Los ánimos se calentaban, el viaje en auto todo el día pasaba la cuenta y nos empezábamos a agarrar medio a chuchadas, en fin. Pasa en las mejores familias. Lo que pasó es que en San Roque había campings, pero le preguntamos a un paco y nos mandó a Cosquin, donde nos mandaron de vuelta a San Roque. Una vez ahí estacionamos en un camping sumamente lindo y sumamente barato: $6 pppd (pesos por persona por día). Un pasto hermoso, en fin. Con ‘patio cervecero’ incluído. La weá es que no había NADA más, era para dormir e ir al festival, sin sillas, sin mesas, sin nada, porque el negocio era el restaurante. Nos fuimos y nos fuimos alejando también de la entrada del festival. Aunque hay varias, así que la distancia que tendremos que caminar no la sabemos con certeza. Siguiente camping: el municipal. Vacío, feo, pero barato. Como dijo Jorge, “olía a orines”.
Siguiente camping: buen precio pero familiar. “si me ponen música fuerte les voy a hinchar las pelotas”.

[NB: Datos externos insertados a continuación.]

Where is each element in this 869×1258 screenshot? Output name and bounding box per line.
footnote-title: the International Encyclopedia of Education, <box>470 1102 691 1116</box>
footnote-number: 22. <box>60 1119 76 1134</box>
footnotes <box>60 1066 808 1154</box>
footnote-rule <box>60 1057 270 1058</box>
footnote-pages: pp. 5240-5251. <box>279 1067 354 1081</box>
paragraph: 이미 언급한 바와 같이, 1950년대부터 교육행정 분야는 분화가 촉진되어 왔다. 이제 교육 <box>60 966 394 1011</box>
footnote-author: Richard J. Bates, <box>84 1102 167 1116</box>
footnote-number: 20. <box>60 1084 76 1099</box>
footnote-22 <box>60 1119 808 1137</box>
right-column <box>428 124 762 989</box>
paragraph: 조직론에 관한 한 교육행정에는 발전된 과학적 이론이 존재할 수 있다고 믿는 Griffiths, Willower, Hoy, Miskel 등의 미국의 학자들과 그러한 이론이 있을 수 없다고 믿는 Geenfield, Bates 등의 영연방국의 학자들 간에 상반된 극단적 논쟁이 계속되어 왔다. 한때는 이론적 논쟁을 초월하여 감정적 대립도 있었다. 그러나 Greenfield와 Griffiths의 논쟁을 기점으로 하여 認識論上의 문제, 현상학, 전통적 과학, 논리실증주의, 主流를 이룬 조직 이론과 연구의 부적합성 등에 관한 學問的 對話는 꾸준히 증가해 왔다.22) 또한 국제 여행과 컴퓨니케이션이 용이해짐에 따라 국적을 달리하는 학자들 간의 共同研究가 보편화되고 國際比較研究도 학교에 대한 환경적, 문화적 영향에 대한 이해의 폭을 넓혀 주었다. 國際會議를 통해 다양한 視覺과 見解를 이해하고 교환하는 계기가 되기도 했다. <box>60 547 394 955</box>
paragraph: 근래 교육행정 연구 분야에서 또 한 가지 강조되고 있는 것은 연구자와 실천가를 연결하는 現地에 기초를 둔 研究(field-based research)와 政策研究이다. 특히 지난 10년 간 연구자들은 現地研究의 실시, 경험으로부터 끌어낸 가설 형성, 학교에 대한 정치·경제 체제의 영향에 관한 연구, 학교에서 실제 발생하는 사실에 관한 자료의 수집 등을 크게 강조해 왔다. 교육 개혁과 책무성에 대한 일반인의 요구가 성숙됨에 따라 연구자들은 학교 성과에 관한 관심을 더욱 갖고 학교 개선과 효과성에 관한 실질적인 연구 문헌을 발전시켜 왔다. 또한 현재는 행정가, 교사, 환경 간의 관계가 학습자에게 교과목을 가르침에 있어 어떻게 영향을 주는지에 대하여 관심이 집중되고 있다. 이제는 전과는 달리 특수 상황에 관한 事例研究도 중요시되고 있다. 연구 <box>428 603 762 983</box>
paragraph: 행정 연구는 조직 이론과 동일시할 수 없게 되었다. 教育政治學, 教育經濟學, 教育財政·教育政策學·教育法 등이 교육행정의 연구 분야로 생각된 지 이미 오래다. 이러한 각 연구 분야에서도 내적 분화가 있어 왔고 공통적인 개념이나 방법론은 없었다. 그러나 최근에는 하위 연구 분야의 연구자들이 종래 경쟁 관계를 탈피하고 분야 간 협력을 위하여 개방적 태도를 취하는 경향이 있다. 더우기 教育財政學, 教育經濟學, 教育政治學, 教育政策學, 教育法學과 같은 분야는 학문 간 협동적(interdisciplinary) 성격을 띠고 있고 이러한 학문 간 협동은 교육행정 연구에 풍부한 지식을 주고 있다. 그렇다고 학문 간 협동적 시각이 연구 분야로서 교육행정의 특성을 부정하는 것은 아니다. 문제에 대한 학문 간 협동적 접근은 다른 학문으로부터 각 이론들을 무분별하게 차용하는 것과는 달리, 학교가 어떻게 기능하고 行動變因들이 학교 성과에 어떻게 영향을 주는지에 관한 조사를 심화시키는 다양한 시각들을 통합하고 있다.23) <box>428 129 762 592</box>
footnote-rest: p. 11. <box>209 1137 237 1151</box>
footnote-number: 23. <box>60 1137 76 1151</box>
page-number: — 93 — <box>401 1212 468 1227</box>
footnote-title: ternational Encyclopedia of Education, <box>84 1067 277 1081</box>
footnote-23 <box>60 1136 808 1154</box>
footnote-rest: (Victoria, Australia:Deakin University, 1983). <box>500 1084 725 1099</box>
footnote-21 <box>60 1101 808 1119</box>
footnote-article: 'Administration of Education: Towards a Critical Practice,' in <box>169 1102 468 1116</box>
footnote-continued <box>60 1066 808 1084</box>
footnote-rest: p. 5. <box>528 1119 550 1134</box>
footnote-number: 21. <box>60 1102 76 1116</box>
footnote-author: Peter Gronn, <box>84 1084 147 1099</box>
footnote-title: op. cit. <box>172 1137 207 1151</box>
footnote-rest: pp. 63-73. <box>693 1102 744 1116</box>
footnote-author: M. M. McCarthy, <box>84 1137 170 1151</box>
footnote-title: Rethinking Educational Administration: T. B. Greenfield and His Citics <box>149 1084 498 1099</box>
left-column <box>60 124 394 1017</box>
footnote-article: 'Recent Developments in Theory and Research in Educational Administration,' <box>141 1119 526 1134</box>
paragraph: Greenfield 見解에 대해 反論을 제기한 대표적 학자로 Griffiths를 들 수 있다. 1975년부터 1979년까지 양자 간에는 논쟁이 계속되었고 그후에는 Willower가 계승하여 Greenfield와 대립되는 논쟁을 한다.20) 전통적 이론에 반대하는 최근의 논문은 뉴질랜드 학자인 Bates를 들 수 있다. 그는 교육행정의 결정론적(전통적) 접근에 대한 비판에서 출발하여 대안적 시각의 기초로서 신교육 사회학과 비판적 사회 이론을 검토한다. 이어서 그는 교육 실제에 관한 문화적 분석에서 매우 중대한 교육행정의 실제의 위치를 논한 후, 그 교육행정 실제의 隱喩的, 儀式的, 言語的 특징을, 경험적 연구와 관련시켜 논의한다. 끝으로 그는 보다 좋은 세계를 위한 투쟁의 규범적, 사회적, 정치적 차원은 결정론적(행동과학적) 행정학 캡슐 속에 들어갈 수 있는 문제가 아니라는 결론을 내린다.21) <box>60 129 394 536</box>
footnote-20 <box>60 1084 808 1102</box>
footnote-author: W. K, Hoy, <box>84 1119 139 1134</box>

Siguiente camping: Instituto. Lindo pero… ante las dudas anteriores, pasamos a ver. Al lado del lago, amplio, con “churrasqueras” (parrilas), en fin… EL PARAÍSO TERRENAL. $10pppd más $2 por la luz y todo ok. Armamos la carpa y en poco rato el campamento base estuvo listo. Fuimos por unas cervezas y cocinamos fideos con crema. Sin mucho ánimo me armé una whiscola y me senté a tomarla. Andaba entre cansado, molesto con Víctor y con muchas ganar de cagar. De pronto Jaime se hizo el ánimo de ir a cagar y lo acompañé. Entonces descubrimos el punto bajo del asunto: los baños. Donde solo queda hacer el el estilo ‘windsurfing’ para cagar, apoyarse en las puertas o murallas. En fin. Sacando un par de mojones salió todo lo malo y volví a ser feliz, a Jaime le pasó lo mismo, así que está comprobado que cagar quita el cansancio y devuelve la felicidad.
A ver, aquí la historia se complica en términos de recuerdos, porque llegó “Estéfano”, un escabiado que tomaba melón con vino y fumaba ‘faso’. Yo conocí a otro argentino (que me dice “Chile”) y al final terminamos carreteando con ellos. Víctor y Jaime le compraron la hierba a Estéfano en $25 (un buen precio) y su amigo -quien tomaba ravotriles- estaba durmiendo. Terminó todo con bailes de ‘cuarteto’, un ritmo medio de baile, medio pachangesco. En esto se fue la media botella de whisky del día anterior, otra botella de litro de whisky, una de vodka, varias cervezas, vino -en melón-, en fin.
Jorge ya se había ido a dormir, yo no tengo idea de cuándo caí al sobre (ver anexo página siguiente).